Source: Journal of Clinical Laboratory Analysis Published:2022


Abstract

Background: Fungal rhinosinusitis (FRS) encompasses a various spectrum of diseases. Histopathology is the “reference method” for diagnosing FRS, but it cannot determine the genus and species. Moreover, in more than 50% of the histopathologically proven cases, the culture elicited no reliable results. This study was an attempt to evaluate the diagnostic efficiency of semi-nested polymerase chain reaction (PCR) from formalin-fixed paraffin-embedded (FFPE) functional endoscopic sinus surgery (FESS) in FRS patients. Methods: One hundred ten specimens were subjected to DNA extraction and histopathology examination.

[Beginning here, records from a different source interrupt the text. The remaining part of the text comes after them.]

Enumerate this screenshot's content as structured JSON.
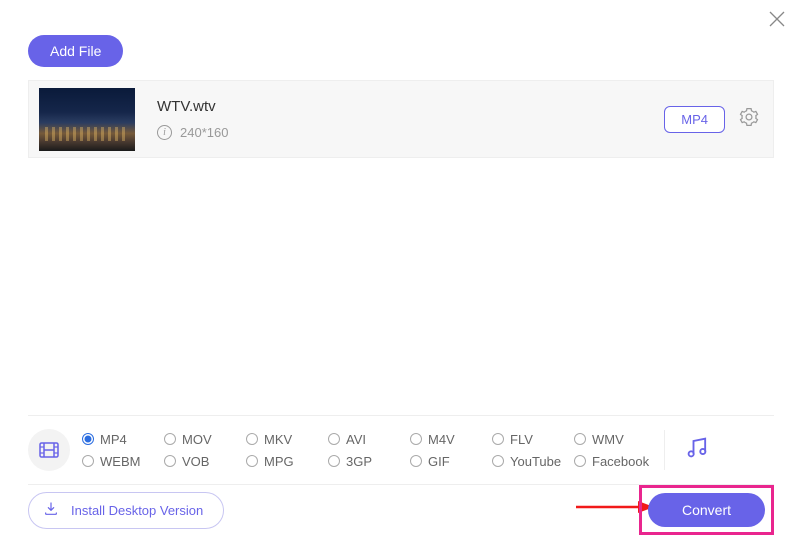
{
  "header": {
    "add_file_label": "Add File"
  },
  "file": {
    "name": "WTV.wtv",
    "resolution": "240*160",
    "target_format": "MP4"
  },
  "formats": {
    "options": [
      "MP4",
      "MOV",
      "MKV",
      "AVI",
      "M4V",
      "FLV",
      "WMV",
      "WEBM",
      "VOB",
      "MPG",
      "3GP",
      "GIF",
      "YouTube",
      "Facebook"
    ],
    "selected": "MP4"
  },
  "footer": {
    "install_label": "Install Desktop Version",
    "convert_label": "Convert"
  }
}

The amplification of the β-globin gene by conventional PCR was used to confirm the quality of extracted DNA. The semi-nested PCR was performed using ITS1, ITS2, and ITS4 primers during two steps. Sequencing the internal transcribed spacer region (ITS1-5.8S-ITS2) to identify causative agents was performed on PCR products. Results: Sixty-four out of 110 samples were positive by histopathology evidence, of which 56 samples (87.5%) were positive by PCR. Out of 46 negative samples by histopathological methods, five samples (10.9%) yielded positive results by PCR. Sensitivity, specificity, positive predictive value, and negative predictive value of the semi-nested PCR method were reported 87.5%, 89.2%, 92.7%, and 85.2%, respectively. The kappa factor between PCR and histopathological methods was 0.76, indicating substantial agreements between these two tests. Conclusion: Due to the acceptable sensitivity and specificity of the present method, it might be used to diagnose fungal sinusitis infections along with microscopic techniques. This method is recommended to confirm the diagnose of suspected fungal sinusitis with negative histopathology results. © 2022 The Authors. Journal of Clinical Laboratory Analysis published by Wiley Periodicals LLC.